Un grafico, una barista, una cameriera, un bagnino. Questa mattina in piazza Aranci alla conferenza stampa organizzata dall'Unione sindacale di base c'erano diversi tipo di lavoratori

il malcontento sale
Massa - Un grafico, una barista, una cameriera, un bagnino. Questa mattina in piazza Aranci alla conferenza stampa organizzata dall'Unione sindacale di base c'erano diversi tipo di lavoratori. Svolgono diverse mansioni, in diversi settori, ma oggi condividono una condizione di precarietà giunta a livelli estremi con la diffusione del Covid-19. Senza tutele, con contratti che spesso non prevedono nemmeno un forfait, guardano al futuro con le incertezze che la loro condizione porta. Sostenuti dal sindacato chiedono “l'estensione immediata e duratura del Reddito a tutte e tutti”.
“Una misura promessa e sbandierata dal governo da oltre due mesi ma non ancora arrivata. – spiega Elia Buffa dell'Usb - Mentre ogni settimana leggiamo sui quotidiani scadenze che sistematicamente non vengono rispettate sono in molti quelli che da mesi non ricevono alcun reddito. Si discute del contributo una-tantum per aprile-maggio ma non si parla dei tanti che sono rimasti esclusi dal bonus di 600 euro di marzo e di tutti quelli che ci segnalano ritardi nel pagamento sia di quest'ultimo che della cassa integrazione”. Da qui la proposta del sindacalista: “Serve ora un reddito che sia una misura stabile e strutturale, non bastano misure tampone di natura emergenziale, di un mese o poco più, per una crisi sociale ed economica che durerà molto di più di quella sanitaria”.
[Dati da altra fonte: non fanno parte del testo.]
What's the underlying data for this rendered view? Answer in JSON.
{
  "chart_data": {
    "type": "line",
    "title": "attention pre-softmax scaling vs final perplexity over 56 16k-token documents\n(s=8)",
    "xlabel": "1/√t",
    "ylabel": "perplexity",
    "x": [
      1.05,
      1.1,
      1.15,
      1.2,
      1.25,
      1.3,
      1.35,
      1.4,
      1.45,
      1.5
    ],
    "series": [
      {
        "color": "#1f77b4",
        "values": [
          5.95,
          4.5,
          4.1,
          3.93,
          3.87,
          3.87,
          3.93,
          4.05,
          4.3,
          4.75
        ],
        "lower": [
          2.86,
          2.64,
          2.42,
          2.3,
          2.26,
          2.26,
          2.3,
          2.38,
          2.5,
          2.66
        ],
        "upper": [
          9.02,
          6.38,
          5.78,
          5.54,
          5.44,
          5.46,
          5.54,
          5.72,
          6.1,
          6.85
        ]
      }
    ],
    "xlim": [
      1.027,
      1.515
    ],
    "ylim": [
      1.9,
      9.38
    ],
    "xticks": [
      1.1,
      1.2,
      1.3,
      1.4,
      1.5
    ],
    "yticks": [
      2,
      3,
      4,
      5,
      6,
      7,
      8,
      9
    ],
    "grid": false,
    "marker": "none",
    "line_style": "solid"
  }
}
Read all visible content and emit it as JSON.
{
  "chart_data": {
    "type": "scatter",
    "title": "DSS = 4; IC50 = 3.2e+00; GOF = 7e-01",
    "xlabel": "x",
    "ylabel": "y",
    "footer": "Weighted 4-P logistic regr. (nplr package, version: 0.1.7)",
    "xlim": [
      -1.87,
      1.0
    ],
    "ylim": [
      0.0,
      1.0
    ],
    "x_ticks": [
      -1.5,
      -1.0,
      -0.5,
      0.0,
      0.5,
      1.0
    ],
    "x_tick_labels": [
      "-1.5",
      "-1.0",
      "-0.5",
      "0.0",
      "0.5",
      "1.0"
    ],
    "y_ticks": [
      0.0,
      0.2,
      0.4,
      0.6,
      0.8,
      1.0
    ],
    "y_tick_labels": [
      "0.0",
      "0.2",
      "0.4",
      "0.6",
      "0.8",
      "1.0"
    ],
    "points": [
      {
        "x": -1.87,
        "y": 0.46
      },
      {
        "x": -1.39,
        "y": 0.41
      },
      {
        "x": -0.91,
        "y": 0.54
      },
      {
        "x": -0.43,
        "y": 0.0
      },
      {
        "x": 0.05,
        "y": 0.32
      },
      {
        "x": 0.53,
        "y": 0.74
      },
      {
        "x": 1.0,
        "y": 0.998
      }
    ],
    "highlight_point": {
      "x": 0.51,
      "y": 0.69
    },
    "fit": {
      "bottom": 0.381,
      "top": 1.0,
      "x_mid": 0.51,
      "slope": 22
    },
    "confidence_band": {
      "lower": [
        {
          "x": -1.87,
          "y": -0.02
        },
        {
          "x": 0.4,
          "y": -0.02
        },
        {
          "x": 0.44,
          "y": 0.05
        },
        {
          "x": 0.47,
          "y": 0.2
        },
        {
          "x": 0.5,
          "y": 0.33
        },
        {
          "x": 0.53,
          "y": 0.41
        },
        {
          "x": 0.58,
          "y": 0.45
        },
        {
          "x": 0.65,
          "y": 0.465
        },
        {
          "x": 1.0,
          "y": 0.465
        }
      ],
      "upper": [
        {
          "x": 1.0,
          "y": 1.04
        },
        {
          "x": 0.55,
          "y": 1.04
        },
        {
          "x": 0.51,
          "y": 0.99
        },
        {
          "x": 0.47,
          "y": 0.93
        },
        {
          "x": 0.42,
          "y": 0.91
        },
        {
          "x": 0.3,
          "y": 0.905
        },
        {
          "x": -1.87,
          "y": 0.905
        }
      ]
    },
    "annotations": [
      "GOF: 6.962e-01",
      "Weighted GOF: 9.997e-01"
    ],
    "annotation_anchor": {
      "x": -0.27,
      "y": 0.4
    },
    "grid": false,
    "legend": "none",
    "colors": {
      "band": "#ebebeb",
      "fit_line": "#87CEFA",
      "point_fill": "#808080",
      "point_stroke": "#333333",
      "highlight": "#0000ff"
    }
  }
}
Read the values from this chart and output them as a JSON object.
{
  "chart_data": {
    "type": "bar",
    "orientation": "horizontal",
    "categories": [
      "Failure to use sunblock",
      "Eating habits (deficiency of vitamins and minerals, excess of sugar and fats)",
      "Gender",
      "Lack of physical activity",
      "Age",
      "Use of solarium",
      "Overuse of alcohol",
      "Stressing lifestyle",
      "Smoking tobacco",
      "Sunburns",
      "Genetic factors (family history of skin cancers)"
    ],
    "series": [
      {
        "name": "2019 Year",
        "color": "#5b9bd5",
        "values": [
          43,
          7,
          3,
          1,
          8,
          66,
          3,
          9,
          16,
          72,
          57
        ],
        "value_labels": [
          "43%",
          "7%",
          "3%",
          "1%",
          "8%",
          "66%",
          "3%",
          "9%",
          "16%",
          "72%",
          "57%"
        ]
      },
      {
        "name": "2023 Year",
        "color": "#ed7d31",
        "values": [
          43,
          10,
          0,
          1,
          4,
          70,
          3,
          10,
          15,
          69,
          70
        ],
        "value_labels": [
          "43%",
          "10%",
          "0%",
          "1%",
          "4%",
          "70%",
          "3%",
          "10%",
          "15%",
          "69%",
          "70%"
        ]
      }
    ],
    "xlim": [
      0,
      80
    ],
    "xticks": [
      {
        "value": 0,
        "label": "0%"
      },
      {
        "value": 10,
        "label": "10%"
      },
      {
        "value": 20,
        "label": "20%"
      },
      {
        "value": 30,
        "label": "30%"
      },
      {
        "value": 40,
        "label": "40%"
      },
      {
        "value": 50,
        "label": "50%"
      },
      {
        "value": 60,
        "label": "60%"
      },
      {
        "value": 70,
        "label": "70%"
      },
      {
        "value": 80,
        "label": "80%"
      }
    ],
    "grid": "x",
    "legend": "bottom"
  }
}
“Non si sa ancora se quest'estate le attività turistiche potranno ripartire ma, in ogni caso, visto che siamo a maggio la stagione è già stata ridimensionata”. E quel ridimensionamento, al momento solo parzialmente definito, potrebbe anche determinare la perdita del diritto alla disoccupazione.
“In un paese dove secondo fonte Istat chi guadagna meno di 780 euro mensili è considerato povero e il prezzo medio di un monolocale supera i 500 euro, proporre ammortizzatori sociali da 600 euro è evidentemente insufficiente, anche se affiancato agli spiccioli del bonus spesa. Una misura quest'ultima raffazzonata, almeno per come l'abbiamo vista applicare nel nostro comune, in quanto ad oggi non si sa ancora su quali basi vengano erogati, le informazioni sul sito sono poco chiare e a volte contraddittorie, neanche si sa se verranno confermati per il mese prossimo o meno. Fin dai primi giorni di emergenza – continua Buffa - ci siamo attivati, come molte altre associazioni, reti e volontari, per costruire "servizi" gratuiti e aiutare chi aveva maggior bisogno di fronte alla crisi; volontariato e mutualismo però non possono essere la soluzione alle mancanze istituzionali né alibi per venir meno alle proprie responsabilità da parte di chi ci governa. Urge l'estensione di un reddito di cittadinanza che permetta a tutti una vita dignitosa, cioè che porti il reddito al di sopra della soglia di povertà, urge l'ampliamento dei servizi pubblici e un intervento normativo reale sugli affitti che non sia escludente di intere categorie, come quello uscito pochi giorni fa da regione e comune”.